How can I only get all distinct tags that match "ro"?

(Abdon Pijpelink) #2

This is not entirely trivial to do with the aggregations API. Have you considered using the completion suggester instead? It was designed for this exact use case.

(Pranav) #3

Is it better to use completion suggester or Edge ngrams tokenizer for autocomplete process?

(Abdon Pijpelink) #4

The advantage of the completion suggester is that it will load the suggestions in memory. As a result, the suggestions will be returned really quickly; typically faster than a query using edge ngrams would do.

(Pranav) #5

I failed using Highlighting in Completion Suggestion, Comparison of different methods for autocompletion also mentions that Completion Suggester fails to support Highlighting. Is there a way to overcome this issue?

(Abdon Pijpelink) #6

I don't think the completion suggester supports highlighting. If you need that, you may be better off with a search-based approach.

(Pranav) #7

Edge ngram fails to suggest when searching with terms containing symbols.

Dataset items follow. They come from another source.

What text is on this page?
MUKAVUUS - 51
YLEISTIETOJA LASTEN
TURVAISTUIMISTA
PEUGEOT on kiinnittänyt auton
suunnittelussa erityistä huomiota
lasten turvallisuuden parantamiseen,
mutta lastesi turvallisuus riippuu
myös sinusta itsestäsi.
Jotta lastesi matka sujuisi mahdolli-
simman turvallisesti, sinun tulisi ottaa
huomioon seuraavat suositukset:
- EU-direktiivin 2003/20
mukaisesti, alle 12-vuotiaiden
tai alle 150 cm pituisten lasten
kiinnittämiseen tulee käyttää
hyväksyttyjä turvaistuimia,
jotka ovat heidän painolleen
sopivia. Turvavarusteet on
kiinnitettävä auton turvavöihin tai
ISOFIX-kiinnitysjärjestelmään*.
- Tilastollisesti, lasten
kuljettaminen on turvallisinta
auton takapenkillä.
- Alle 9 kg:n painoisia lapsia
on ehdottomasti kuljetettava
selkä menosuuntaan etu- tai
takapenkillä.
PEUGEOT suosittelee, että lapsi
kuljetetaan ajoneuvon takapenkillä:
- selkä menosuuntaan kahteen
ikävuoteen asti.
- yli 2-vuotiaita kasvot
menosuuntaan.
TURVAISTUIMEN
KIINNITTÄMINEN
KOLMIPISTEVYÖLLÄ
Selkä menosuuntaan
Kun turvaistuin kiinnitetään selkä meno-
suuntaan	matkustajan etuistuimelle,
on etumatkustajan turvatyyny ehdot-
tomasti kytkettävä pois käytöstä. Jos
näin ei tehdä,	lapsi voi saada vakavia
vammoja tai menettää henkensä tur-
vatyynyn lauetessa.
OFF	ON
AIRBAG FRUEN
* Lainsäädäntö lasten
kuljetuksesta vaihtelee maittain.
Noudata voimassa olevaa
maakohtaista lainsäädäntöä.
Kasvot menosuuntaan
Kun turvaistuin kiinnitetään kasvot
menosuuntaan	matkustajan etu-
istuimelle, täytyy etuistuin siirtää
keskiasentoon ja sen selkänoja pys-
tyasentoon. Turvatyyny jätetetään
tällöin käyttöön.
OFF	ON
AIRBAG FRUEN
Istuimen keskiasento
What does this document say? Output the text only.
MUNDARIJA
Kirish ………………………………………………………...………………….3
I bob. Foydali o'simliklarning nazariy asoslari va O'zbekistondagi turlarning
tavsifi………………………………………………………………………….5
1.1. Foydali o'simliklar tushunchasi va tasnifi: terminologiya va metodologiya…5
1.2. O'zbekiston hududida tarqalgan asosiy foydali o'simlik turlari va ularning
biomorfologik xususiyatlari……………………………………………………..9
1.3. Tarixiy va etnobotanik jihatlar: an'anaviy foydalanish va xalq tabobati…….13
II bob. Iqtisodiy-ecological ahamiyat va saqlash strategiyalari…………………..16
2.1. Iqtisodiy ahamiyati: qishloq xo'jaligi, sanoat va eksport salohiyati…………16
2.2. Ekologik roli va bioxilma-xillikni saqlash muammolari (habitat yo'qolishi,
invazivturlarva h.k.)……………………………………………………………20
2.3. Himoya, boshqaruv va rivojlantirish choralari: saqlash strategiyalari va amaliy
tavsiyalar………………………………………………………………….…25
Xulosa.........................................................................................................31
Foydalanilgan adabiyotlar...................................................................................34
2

I know whitespace analyzer will solve this issue while using it in different query. how do i mention "whitespace" tokenizer within edge ngram custom analyzer.

(Abdon Pijpelink) #8

The documentation has an example of how to configure a custom analyzer:

Just replace "tokenizer": "standard" in that example with "tokenizer": "whitespace" (and of course apply the filters that you want to use instead of those in the example).